2016 Arizona Cardinals Offseason Positional Needs
Arizona Cardinals Team Needs
After finishing the 2015 season with the NFL’s second-best record, the Arizona Cardinals must advance with cautious optimism. Optimism, because the team won 13 games and dethroned the Seattle Seahawks to reclaim the NFC West crown for the first time since 2009. Caution, because this defensive unit that ranked in the top eight in points, total yards, rushing yards and passing yards, got absolutely torched by the Carolina Panthers in the Conference Championship.
While this unit is filled with both youthful, and experienced talent on both sides of the ball, there certainly are some needs that must be addressed.
After winning 13 games last season, the Cardinals proved they are a legitimate contender. With that, the front office should be more focused on filling gaps, as opposed to securing replacements for aging stars such as Carson Palmer, Larry Fitzgerald and Calais Campbell. This team is poised to win now, assuming these voids are filled:
It may seem odd for the team that allowed the 8th-fewest passing yards to target a cornerback in the upcoming offseason – But that’s exactly what the Cardinals should do. In early January, Pro Football Focus released their list of top cornerbacks in the league. To no surprise, Tyrann Mathieu ranked first and Patrick Peterson came in ninth. With Mathieu playing primarily out of the slot, however, this means there’s another cornerback on the field.
Jerraud Powers, who ranked 75th on the list, served as the Cardinals’ starter opposite Peterson, while Justin Bethel, ranked as the 63rd best cornerback, is slated as Powers’ backup. Any time a team has a dominant cornerback, opposing quarterbacks tend to avoid that side of the field, meaning the team’s other starter will see a lot of throws. While Powers certainly is a serviceable player, Arizona would be wise to find another highly ranked corner to play alongside Peterson and Mathieu, especially as Powers’ contract is set to expire this offseason.
2. Offensive Tackle/Guard
Let’s face it, Carson Palmer isn’t getting any younger – that would be weird. Although, between Palmer, Larry Fitzgerald and Chris Johnson, this offense looks like a Madden 2009 dream team. But if this trio of aging stars is going to keep drinking whatever is in the Arizona water, this offensive line must improve. On Palmer’s blind side, Jared Veldheer is about as good as it gets, ranking among Pro Football Focus’ top-10 offensive tackles. Bobby Massie, on the other side, is a liability. While the Cardinals only allowed 27 sacks, the fifth-fewest in the league, Palmer was hit 103 times, the 10th-most. It’s safe to assume Palmer can’t maintain his elite level of play (ranked as 2015’s top quarterback by both Football Outsiders and Pro Football Focus), if the pressure continues to get to him.

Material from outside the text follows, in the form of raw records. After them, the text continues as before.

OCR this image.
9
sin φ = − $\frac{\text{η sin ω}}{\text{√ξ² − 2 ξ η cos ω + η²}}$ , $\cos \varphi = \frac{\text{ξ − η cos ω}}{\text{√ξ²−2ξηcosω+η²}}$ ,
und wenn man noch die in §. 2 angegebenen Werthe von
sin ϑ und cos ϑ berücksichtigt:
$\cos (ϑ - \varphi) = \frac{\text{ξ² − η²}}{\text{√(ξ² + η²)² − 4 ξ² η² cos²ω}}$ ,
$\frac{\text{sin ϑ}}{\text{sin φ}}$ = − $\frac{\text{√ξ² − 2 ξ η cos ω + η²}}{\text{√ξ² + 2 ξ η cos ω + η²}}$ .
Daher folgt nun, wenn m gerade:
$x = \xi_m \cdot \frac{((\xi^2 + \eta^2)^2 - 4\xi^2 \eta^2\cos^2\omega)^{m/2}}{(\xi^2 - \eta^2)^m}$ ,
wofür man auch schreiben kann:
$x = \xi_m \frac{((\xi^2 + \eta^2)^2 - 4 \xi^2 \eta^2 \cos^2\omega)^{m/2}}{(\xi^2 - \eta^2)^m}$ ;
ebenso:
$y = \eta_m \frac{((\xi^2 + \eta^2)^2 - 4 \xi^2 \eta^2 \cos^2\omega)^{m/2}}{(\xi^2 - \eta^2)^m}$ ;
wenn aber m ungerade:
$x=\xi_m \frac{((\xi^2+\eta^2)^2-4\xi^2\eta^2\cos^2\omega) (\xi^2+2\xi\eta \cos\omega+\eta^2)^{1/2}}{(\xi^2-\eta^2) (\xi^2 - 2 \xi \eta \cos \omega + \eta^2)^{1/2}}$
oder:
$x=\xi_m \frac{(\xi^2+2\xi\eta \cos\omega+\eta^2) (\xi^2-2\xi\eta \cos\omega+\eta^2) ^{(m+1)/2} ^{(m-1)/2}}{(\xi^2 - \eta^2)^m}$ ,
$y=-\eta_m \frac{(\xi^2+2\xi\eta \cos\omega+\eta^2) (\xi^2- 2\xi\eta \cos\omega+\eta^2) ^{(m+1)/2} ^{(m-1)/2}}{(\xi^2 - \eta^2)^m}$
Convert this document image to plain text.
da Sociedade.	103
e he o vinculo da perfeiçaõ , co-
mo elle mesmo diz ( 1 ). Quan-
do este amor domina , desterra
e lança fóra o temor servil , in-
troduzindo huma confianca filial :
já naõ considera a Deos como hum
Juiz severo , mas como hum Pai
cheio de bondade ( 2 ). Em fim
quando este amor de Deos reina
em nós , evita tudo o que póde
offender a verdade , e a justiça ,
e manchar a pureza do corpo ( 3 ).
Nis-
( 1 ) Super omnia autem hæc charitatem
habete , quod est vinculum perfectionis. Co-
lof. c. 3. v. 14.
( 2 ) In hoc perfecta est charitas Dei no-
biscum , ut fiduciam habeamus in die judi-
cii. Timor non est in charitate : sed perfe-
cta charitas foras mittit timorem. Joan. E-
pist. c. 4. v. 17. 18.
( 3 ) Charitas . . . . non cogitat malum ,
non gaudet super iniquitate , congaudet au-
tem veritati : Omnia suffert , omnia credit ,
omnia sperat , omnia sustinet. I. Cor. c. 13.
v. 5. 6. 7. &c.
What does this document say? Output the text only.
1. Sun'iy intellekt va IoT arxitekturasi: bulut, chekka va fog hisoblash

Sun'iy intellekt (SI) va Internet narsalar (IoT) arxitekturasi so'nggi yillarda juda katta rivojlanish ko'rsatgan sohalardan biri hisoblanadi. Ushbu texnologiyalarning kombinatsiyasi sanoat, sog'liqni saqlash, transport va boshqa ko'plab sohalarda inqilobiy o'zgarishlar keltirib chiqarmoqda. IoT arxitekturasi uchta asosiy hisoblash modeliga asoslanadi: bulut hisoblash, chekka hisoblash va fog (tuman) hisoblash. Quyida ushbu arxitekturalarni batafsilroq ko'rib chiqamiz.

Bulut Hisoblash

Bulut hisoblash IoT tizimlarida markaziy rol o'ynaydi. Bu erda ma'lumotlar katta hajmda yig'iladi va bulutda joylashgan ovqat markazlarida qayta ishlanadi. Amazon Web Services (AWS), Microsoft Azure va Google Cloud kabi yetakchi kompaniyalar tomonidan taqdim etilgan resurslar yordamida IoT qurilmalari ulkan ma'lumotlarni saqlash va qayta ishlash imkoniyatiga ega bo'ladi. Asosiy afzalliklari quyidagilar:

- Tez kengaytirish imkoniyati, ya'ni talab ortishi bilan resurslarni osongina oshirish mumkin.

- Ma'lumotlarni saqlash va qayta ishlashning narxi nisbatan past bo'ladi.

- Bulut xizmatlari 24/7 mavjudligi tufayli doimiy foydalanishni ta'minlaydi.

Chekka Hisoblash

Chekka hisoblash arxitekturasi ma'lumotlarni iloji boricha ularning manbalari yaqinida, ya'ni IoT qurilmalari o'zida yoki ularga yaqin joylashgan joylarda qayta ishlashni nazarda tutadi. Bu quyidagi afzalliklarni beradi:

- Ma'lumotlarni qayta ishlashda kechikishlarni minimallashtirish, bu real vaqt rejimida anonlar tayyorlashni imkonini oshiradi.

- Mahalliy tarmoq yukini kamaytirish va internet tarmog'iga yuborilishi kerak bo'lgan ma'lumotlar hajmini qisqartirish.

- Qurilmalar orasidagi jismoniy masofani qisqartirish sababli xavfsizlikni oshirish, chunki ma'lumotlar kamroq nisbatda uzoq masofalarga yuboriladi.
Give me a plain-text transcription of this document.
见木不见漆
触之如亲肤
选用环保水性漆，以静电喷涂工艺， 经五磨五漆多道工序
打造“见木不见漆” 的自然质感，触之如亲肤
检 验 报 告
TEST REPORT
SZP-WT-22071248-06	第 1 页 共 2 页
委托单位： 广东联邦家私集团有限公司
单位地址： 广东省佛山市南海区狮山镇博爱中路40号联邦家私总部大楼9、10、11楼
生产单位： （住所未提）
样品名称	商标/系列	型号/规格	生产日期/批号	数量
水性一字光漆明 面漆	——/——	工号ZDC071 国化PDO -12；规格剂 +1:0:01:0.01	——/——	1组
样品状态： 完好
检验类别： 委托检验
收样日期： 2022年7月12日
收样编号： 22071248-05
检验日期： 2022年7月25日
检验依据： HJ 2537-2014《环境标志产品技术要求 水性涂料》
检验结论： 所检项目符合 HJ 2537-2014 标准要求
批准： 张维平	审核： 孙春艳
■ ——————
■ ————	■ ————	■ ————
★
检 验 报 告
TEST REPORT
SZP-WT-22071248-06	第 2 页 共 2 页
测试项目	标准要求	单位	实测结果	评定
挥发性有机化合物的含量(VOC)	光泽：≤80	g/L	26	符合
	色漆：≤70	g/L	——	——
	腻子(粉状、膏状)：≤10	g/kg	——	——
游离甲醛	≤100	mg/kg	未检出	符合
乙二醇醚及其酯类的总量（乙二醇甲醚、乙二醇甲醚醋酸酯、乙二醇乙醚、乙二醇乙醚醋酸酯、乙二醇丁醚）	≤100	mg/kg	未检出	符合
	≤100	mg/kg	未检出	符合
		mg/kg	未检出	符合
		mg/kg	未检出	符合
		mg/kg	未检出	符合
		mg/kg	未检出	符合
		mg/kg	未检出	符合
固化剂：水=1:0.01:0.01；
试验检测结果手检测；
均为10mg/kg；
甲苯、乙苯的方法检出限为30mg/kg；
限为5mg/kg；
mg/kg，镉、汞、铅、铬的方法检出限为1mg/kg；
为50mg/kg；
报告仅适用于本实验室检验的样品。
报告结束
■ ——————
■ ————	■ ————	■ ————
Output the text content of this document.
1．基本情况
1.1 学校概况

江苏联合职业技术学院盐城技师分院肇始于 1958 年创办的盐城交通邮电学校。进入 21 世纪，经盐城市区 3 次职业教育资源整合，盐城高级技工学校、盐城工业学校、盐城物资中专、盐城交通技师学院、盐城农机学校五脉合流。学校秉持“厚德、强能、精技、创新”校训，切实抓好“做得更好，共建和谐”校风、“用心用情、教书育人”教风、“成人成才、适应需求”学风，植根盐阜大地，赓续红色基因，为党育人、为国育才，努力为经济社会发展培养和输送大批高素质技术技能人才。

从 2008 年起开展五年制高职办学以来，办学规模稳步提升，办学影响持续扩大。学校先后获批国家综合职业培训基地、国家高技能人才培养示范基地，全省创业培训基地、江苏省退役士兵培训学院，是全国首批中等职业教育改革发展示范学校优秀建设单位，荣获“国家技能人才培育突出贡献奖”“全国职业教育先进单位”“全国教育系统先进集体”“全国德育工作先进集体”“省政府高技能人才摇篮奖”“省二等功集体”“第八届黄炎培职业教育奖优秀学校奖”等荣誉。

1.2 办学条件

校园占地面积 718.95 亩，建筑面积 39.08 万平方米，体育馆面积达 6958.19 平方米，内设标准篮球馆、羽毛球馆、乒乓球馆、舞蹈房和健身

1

As for the interior line, this is where the Cardinals must improve their ground game. As a team, Arizona ranked 8th in rushing yards. When running to either the right or left, the Cardinals ranked in the top 10 in preventing negative plays. When going up the middle, however, Arizona was dead last with 20 rushes for negative yards, according to NFL.com. While part of this is due to the fact that none of Arizona’s running backs are highly adept at running up the middle, it’s still not a good sign that there is no interior push. Since Second-Team All Pro guard, Mike Iupati, likely isn’t the issue, Arizona must look to sign or draft an answer at center or right guard to help create more space in the ground game.
3. Tight End
Where does Darren Fells fall within this offense? Entering his third season in the NFL, but set to reach 30 years old in April, Fells is quite the head-scratcher. At times, he has looked like a potentially elite pass-catching tight end, and even ranked third on Football Outsiders’ list of top tight ends of 2015. While Fells caught 75 percent of his targets, the third highest mark among tight ends receiving at least 25 targets, the 6’7” pass-catcher failed to carve out a significant enough role in this offense to make a legitimate impact.
With a plethora of outside receivers for Palmer to work with in this offense, it would set this passing attack over the top to add a go-to tight end to lessen the burden on Fitzgerald to continue going over the middle.